Combustible Celluloid
 
With: Evan Rachel Wood, Gina Rodriguez, Debra Winger, Richard Jenkins, Mark Ivanir, Da'Vine Joy Randolph, Diana Maria Riva, Rachel Redleaf
Written by: Miranda July
Directed by: Miranda July
MPAA Rating: R for some sexual references/language
Running Time: 106
Date: 09/25/2020
IMDB

Kajillionaire (2020)

3 1/2 Stars (out of 4)

Con Stardust

By Jeffrey M. Anderson

The third feature written and directed by Miranda July (Me and You and Everyone We Know, The Future), Kajillionaire does not feature a role for that delightful curly-haired performance artist. Instead, Evan Rachel Wood effectively steps in to fill the lead role.

Wood plays "Old Dolio" — a strange name that is explained, hilariously, late in the film — the daughter of two small-time thieves and con artists, Robert (Richard Jenkins) and Theresa (Debra Winger).

Clad in bulky clothes (with room for a helpful Catholic schoolgirl outfit), and with hair that looks like it has never seen a pair of scissors, Old Dolio and her parents spend each day going through a litany of cons, such as stealing mail or trying to return items to stores, to come up with their measly rent.

Their living space, an old office, suffers from a daily spewing of some kind of thick foam from upstairs, which rolls down the walls and must be scraped up and disposed of.

One day, Old Dolio accepts payment from a woman to attend a pregnancy class; there, she becomes obsessed with the idea of mother-child bonding, which she feels she never had.

In one great scene, Old Dolio tries to get a refund for a massage coupon, but must instead take the massage. The masseuse (Da'Vine Joy Randolph, from Dolemite Is My Name) finds she must keep her hands just above Old Dolio's rigid back; anything else is "too much pressure."

Then, the family wins one of the many contests they regularly enter, and prepare for a flight to New York. Old Dolio cooks up a plan to "lose" her luggage and collect enough insurance money to pay their back rent.

On the plane, they meet the sensuous, chatty Melanie (Gina Rodriguez), who is fascinated by the odd family and befriends them.

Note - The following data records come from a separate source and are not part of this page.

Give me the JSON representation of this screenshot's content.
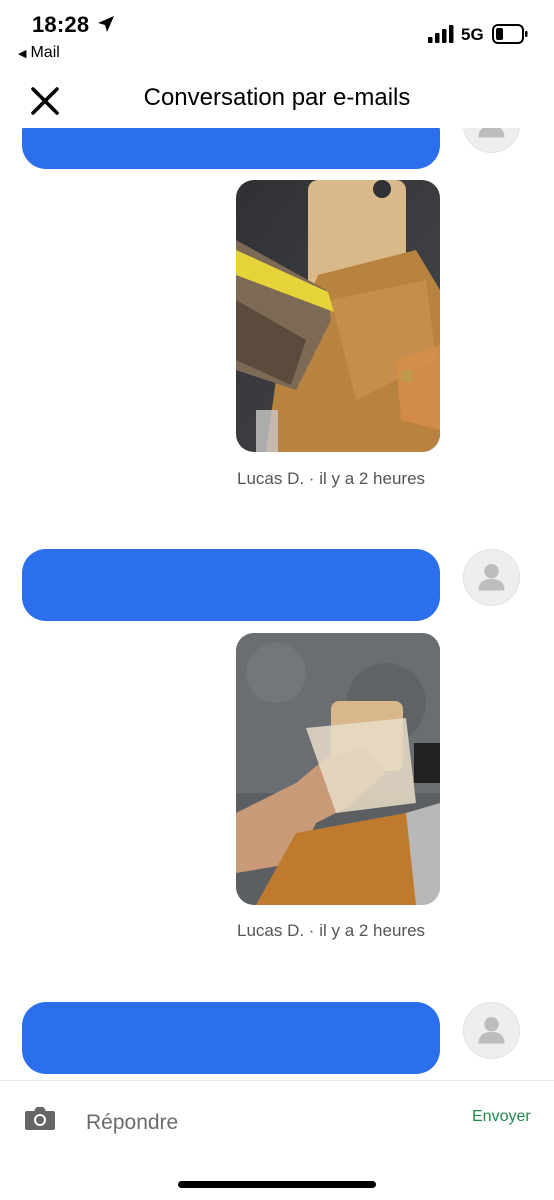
{
  "status_bar": {
    "time": "18:28",
    "back_app": "Mail",
    "network": "5G"
  },
  "header": {
    "title": "Conversation par e-mails"
  },
  "messages": [
    {
      "meta": "Lucas D. · il y a 2 heures"
    },
    {
      "meta": "Lucas D. · il y a 2 heures"
    }
  ],
  "footer": {
    "reply_placeholder": "Répondre",
    "send_label": "Envoyer"
  },
  "colors": {
    "bubble": "#2b6fec",
    "send": "#1f8a47"
  },
  "icons": [
    "location-arrow-icon",
    "back-triangle-icon",
    "signal-icon",
    "battery-icon",
    "close-icon",
    "avatar-icon",
    "camera-icon"
  ]
}
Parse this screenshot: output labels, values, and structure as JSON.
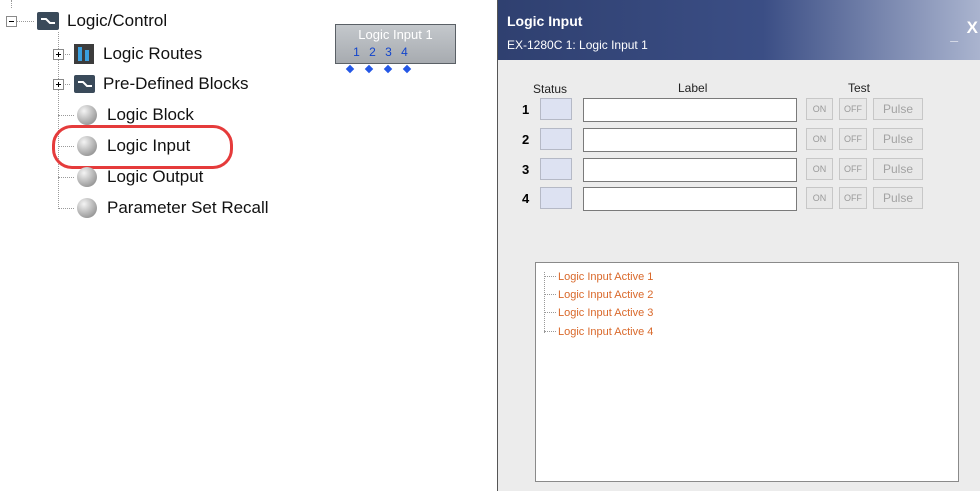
{
  "tree": {
    "root_label": "Logic/Control",
    "items": [
      {
        "label": "Logic Routes"
      },
      {
        "label": "Pre-Defined Blocks"
      },
      {
        "label": "Logic Block"
      },
      {
        "label": "Logic Input"
      },
      {
        "label": "Logic Output"
      },
      {
        "label": "Parameter Set Recall"
      }
    ]
  },
  "block": {
    "title": "Logic Input 1",
    "pins": [
      "1",
      "2",
      "3",
      "4"
    ]
  },
  "dialog": {
    "title": "Logic Input",
    "subtitle": "EX-1280C 1: Logic Input 1",
    "min_label": "_",
    "close_label": "X",
    "headers": {
      "status": "Status",
      "label": "Label",
      "test": "Test"
    },
    "rows": [
      {
        "num": "1",
        "label_value": "",
        "on": "ON",
        "off": "OFF",
        "pulse": "Pulse"
      },
      {
        "num": "2",
        "label_value": "",
        "on": "ON",
        "off": "OFF",
        "pulse": "Pulse"
      },
      {
        "num": "3",
        "label_value": "",
        "on": "ON",
        "off": "OFF",
        "pulse": "Pulse"
      },
      {
        "num": "4",
        "label_value": "",
        "on": "ON",
        "off": "OFF",
        "pulse": "Pulse"
      }
    ],
    "list_items": [
      "Logic Input Active 1",
      "Logic Input Active 2",
      "Logic Input Active 3",
      "Logic Input Active 4"
    ]
  },
  "colors": {
    "highlight": "#e53b3b",
    "titlebar": "#2f4070",
    "list_text": "#d9682a",
    "pin": "#2457e6"
  }
}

Melanie's arrival, plus Old Dolio's crisis of conscience, and the coming of "the Big One," a Los Angeles earthquake that will end everything, upsets the old family dynamic in strange, funny, and touching new ways.

As with July's other films, Kajillionaire is almost a romantic comedy, only slightly subverted. The romance is real, but the comedy is very nearly surreal, so strange that it occasionally borders on the queasy.

One key scene takes place in a gas station restroom with a broken light; the voices in the darkness begin to drift as if floating in space.

The film is set in what seems to be the real world — a hazy, nondescript, late-afternoon Los Angeles — and although nothing unrealistic happens, it still moves with a more subconscious, impulse-driven energy than strict logic.

For example, in one scene, the family suddenly decides to buy a hot tub, when no hot tub is ever mentioned before, and, after its purpose is fulfilled, is never seen again.

But the more time one spends in July's world, the more weirdly charming it becomes. Images like the rolling foam, or the way the family walks bent over to avoid being seen over a fence by their emotional landlord, are almost Buster Keaton-like.

In that regard, Kajillionaire, even if it works in a roundabout way, finally does have a genuine sweetness that sends you out in a wealth of smiles.